An endoscope system having a solid-state imaging device consists mainly of an endoscope such as an electronic endoscope, a processor, a light source unit, and a monitor. In the endoscope system, the insertion unit of the endoscope is inserted into a body cavity, and illumination light emanating from the light source unit is irradiated to an object over a light guide lying through the endoscope. The solid-state imaging device incorporated in the distal part of the endoscope photoelectrically converts the light to produce a video signal. The processor processes the signal and displays an image on the monitor according to the signal.
Talking of the endoscope system, a field-sequential endoscope system like the one disclosed in, for example, Japanese Unexamined Patent Application Publication No. 1-221135 is known as a modality enabling observation under ordinary light by utilizing illumination light of wavelengths falling within the visible spectrum. In the endoscope system, as described in Japanese Unexamined Patent Application Publication No. 9-70384, an endoscope designed for fluorescence diagnosis is often employed in order to discover an early-stage carcinoma or the like. Specifically, excitation light is irradiated to a living tissue, and light stemming from fluorescence exhibited by the living tissue is observed in order to discover an early-stage carcinoma or the like.
An imaging device included in such a fluorescence diagnosis endoscope system is requested to offer so high sensitivity as to enable observation of feeble light stemming from fluorescence. For this reason, a pickup tube is often employed. Japanese Unexamined Patent Application Publication No. 5-252450 has disclosed a technology of controlling a drain voltage occurring due to overflow in a solid-state imaging device according to an output signal of the solid-state imaging device. The technology thus enables visualization of a region whose image cannot be corrected by controlling an amount of light using an iris diaphragm.
Problems to be Solved by the Invention
In the foregoing endoscope system, various types of endoscopes are switched for use according to a region to be assessed or a method of assessment. For example, an endoscope dedicated to examination of the bronchi is thinner than an endoscope dedicated to examination of the large intestine.

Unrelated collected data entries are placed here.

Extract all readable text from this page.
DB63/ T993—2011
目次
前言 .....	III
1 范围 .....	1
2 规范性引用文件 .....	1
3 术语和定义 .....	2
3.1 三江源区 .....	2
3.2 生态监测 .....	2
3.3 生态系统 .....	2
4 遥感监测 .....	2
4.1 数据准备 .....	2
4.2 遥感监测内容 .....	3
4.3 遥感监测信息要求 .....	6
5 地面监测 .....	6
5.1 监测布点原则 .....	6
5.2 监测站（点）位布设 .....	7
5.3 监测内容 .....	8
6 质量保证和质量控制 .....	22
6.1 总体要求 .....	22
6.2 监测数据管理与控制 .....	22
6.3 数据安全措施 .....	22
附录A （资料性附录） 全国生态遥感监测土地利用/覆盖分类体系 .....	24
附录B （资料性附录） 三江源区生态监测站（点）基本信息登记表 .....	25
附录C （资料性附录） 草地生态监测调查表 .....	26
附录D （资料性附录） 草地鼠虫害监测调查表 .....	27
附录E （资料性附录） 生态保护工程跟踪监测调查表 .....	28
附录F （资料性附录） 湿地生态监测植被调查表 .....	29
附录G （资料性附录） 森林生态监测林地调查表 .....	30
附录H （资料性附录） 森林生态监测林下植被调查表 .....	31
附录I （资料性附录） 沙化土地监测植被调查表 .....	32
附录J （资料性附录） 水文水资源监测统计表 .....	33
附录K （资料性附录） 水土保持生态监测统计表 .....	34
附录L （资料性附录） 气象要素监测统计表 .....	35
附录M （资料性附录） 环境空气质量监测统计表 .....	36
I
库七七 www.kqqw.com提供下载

The diameter of an endoscope affects the number of optical fibers constituting a light guide lying through the endoscope, and brings about a difference in the amount of irradiated light. Moreover, an f-number varies depending on the purpose of use of an endoscope. In particular, when an endoscope having a large f-number set therefore is used to observe an object located at a far point, the amount of light is so small that a view image is dark.
This causes a range, within which a proper amount of light necessary for picking up image data is collected, to greatly vary depending on a type of endoscope. On the other hand, as mentioned above, the endoscope system is usable not only for observation under ordinary light but also for observation under special light such as light stemming from fluorescence intended to assess a lesion. For the observation under light stemming from fluorescence, very feeble light stemming from auto-fluorescence must be collected. Therefore, a solid-state imaging device to be incorporated in the distal part of an endoscope is requested to offer much higher sensitivity than a solid-state imaging device designed for observation under ordinary light.
In general, when the endoscope system is used to observe an object that makes quick motion or to produce a still image, the solid-state imaging device is driven using an electronic shutter. In this case, the amount of irradiated light is increased in order to optimize an exposure value. However, when an iris diaphragm is fully opened in order to adjust the amount of irradiated light, if the electronic shutter is activated, the exposure value becomes insufficient. This results in a dark image. Automatic gain control (AGC) may be utilized to compensate the insufficient exposure value. However, this poses a problem in that a noise is intensified.
An object of the present invention is to provide an endoscope system capable of producing a view image of proper brightness irrespective of a type of endoscope. Specifically, the sensitivity of a solid-state imaging device is controlled depending on the type of endoscope, that is, the diameter of an insertion unit of an endoscope, an f-number set for an endoscope, or whether an endoscope is designed for observation under ordinary light or observation under special light such as light stemming from fluorescence.
Another object of the present invention is to provide an endoscope system capable of offering a proper exposure value by controlling the sensitivity of a solid-state imaging device according to movement information concerning the light source, whether an amount of light supplied from a light source is insufficient or not.
Still another object of the present invention is to provide an endoscope system capable of producing a view image less affected by a noise by controlling the sensitivity of a solid-state imaging device according to the driven state of the solid-state imaging device.